Visitors who used search on your website
Most websites have search, and users who use search almost always have better conversion rates. They are a lot more engaged and a lot more wiling to spend money on your website. Use that in your Google Ads remarketing campaigns.
#19 Visitors who used search on your site but did not purchase
Visitors from a specific source
I like these audiences as they give me a chance to segment my campaigns by source. The success of these campaigns depends largely on your website and the diversity of your acquisition channels. But this is something you should definitely try.
#20 Visitors from specific sources (organic search, affiliates, referrals, etc.)
Remember that most users need additional visits to convert.

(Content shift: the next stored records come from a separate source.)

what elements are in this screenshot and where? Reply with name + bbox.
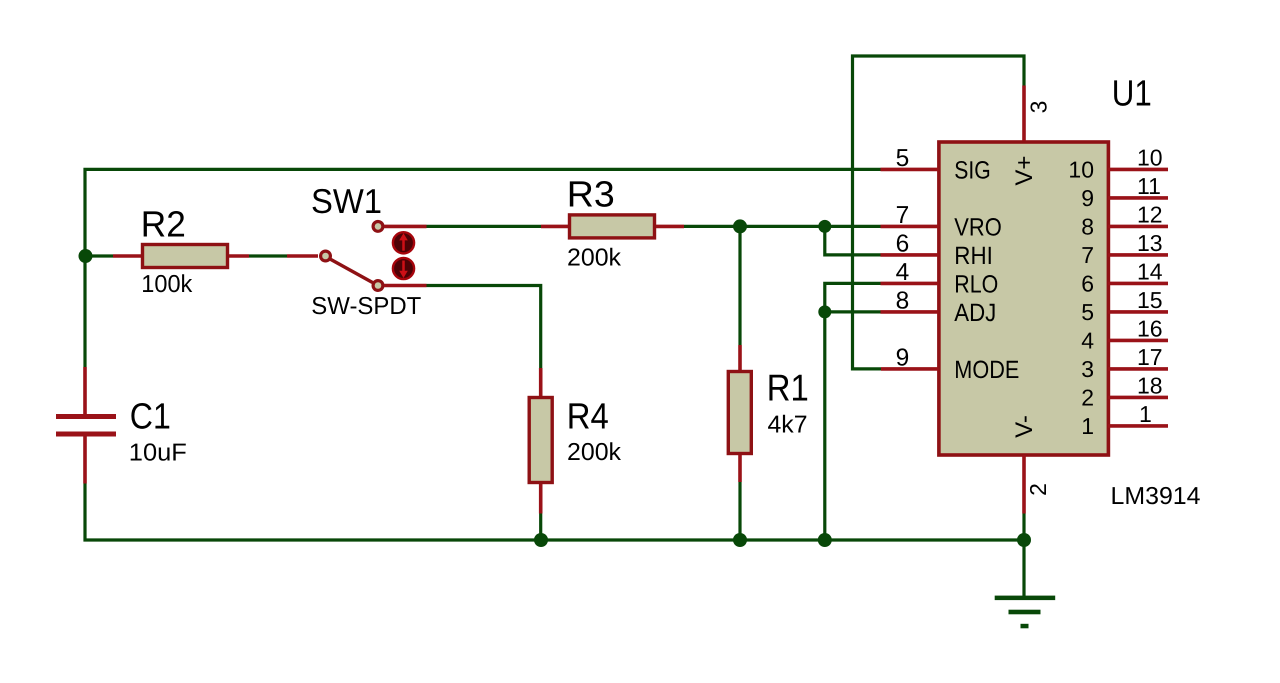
junction node on VRO line [818, 220, 831, 233]
ground symbol [995, 596, 1055, 629]
junction node on ADJ line [818, 305, 831, 318]
svg-text:15: 15 [1137, 287, 1163, 313]
switch actuator up button [393, 232, 414, 253]
wire SIG net: pin 5 across the top to the left rail [85, 169, 881, 367]
pin 3 stub (top) [1022, 86, 1026, 142]
pin 7 stub [881, 225, 939, 229]
pin 6 stub [881, 253, 939, 257]
svg-text:10uF: 10uF [129, 440, 187, 467]
svg-text:R1: R1 [767, 367, 809, 409]
wire RLO/ADJ net down to ground rail [825, 283, 881, 540]
junction node R4/rail [534, 533, 548, 547]
svg-text:5: 5 [896, 145, 910, 172]
svg-text:8: 8 [1081, 213, 1094, 239]
svg-text:4: 4 [896, 259, 910, 286]
svg-text:4k7: 4k7 [768, 412, 808, 439]
svg-text:RLO: RLO [954, 270, 998, 298]
resistor R3 [541, 215, 684, 238]
resistor R2 [113, 245, 249, 268]
svg-text:11: 11 [1137, 173, 1161, 199]
svg-text:SIG: SIG [954, 156, 991, 184]
svg-text:12: 12 [1137, 201, 1163, 227]
svg-text:6: 6 [896, 231, 910, 258]
svg-text:U1: U1 [1112, 73, 1152, 114]
svg-text:9: 9 [1081, 185, 1094, 211]
junction node pin2/rail [1017, 533, 1031, 547]
pin 5 stub [881, 168, 939, 172]
svg-text:LM3914: LM3914 [1111, 483, 1201, 510]
svg-text:C1: C1 [130, 395, 171, 436]
svg-text:RHI: RHI [954, 242, 993, 270]
junction node R1/rail [733, 533, 747, 547]
svg-text:3: 3 [1081, 356, 1094, 382]
svg-text:200k: 200k [567, 245, 622, 272]
svg-text:18: 18 [1137, 372, 1163, 398]
svg-text:17: 17 [1137, 344, 1163, 370]
svg-text:16: 16 [1137, 315, 1163, 341]
svg-text:7: 7 [1081, 242, 1094, 268]
svg-text:9: 9 [896, 345, 910, 372]
svg-text:3: 3 [1025, 101, 1051, 114]
svg-text:VRO: VRO [954, 213, 1002, 241]
junction node RLO net/rail [818, 533, 832, 547]
junction node at left rail [79, 249, 93, 263]
pin 2 stub (bottom) [1022, 455, 1026, 514]
wire R4 to ground rail [539, 514, 542, 541]
svg-text:100k: 100k [141, 271, 193, 298]
svg-text:SW1: SW1 [311, 183, 382, 221]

With a lot of traffic, segmenting your remarketing audiences by traffic source, can lead to additional insights about that audience and help the teams responsible for those channels.
Visitors engaging with your YouTube videos
If you do YouTube ads or have a popular YouTube channel, you might try out this Google Ads remarketing audience.
#21 People who viewed any of your videos
Start with people who viewed any of your videos. Simple, but can have great results. A video view it self is not the strongest signal, but it’s something you can test.
#22 People who engaged with any of your videos.
You can move from view to engagement. It is a lot more stronger signal. It will narrow your audience, but most likely will yield better results.
#22 People who viewed a specific video
If you have videos that have a lot of views, you can retarget viewers of a specific video. For example, maybe you have a video that shows you unpacking a product. Or you have a marketing video for a specific product. You can then show ads to people who viewed that video, increasing the chance for conversion.
Increasing user retention
Retaining users is probably a lot more than getting new ones. At least, the cost is a lot cheaper. You can employ remarketing, to engage users from specific groups.
#23 Users who haven’t been on the site for some time
This can be done for any website, but usually, it’s for businesses that rely on people visiting frequently, like online tools, communities, etc. Email notification will probably play the biggest part here, but what about those who are not subscribed to your email list? You can’t send them emails without consent. This is where remarketing comes in handy.
#24 Users who haven’t used certain (new) features
Websites evolve all the time, and sometimes, people need a little push to discover what’s new. Again, email is your primary channel. But you combine it with remarketing campaigns for that extra push.
💡You don’t have to try all of them or use very granular audiences. Start from the audience that, in your opinion, will have the most impact. For example, if you’ve never done retargeting, just do it for the entire audience (unless it’s very big). If you have more traffic (20k+/month), try one or a few segments to see how the conversions differ and if there is an impact. Don’t create many audiences just because you can. Don’t overcomplicate things.
💡Bonus! Remarketing campaigns also work as brand campaigns. People still see your brand name and products. You’re not letting them forget about you even if they don’t take action immediately.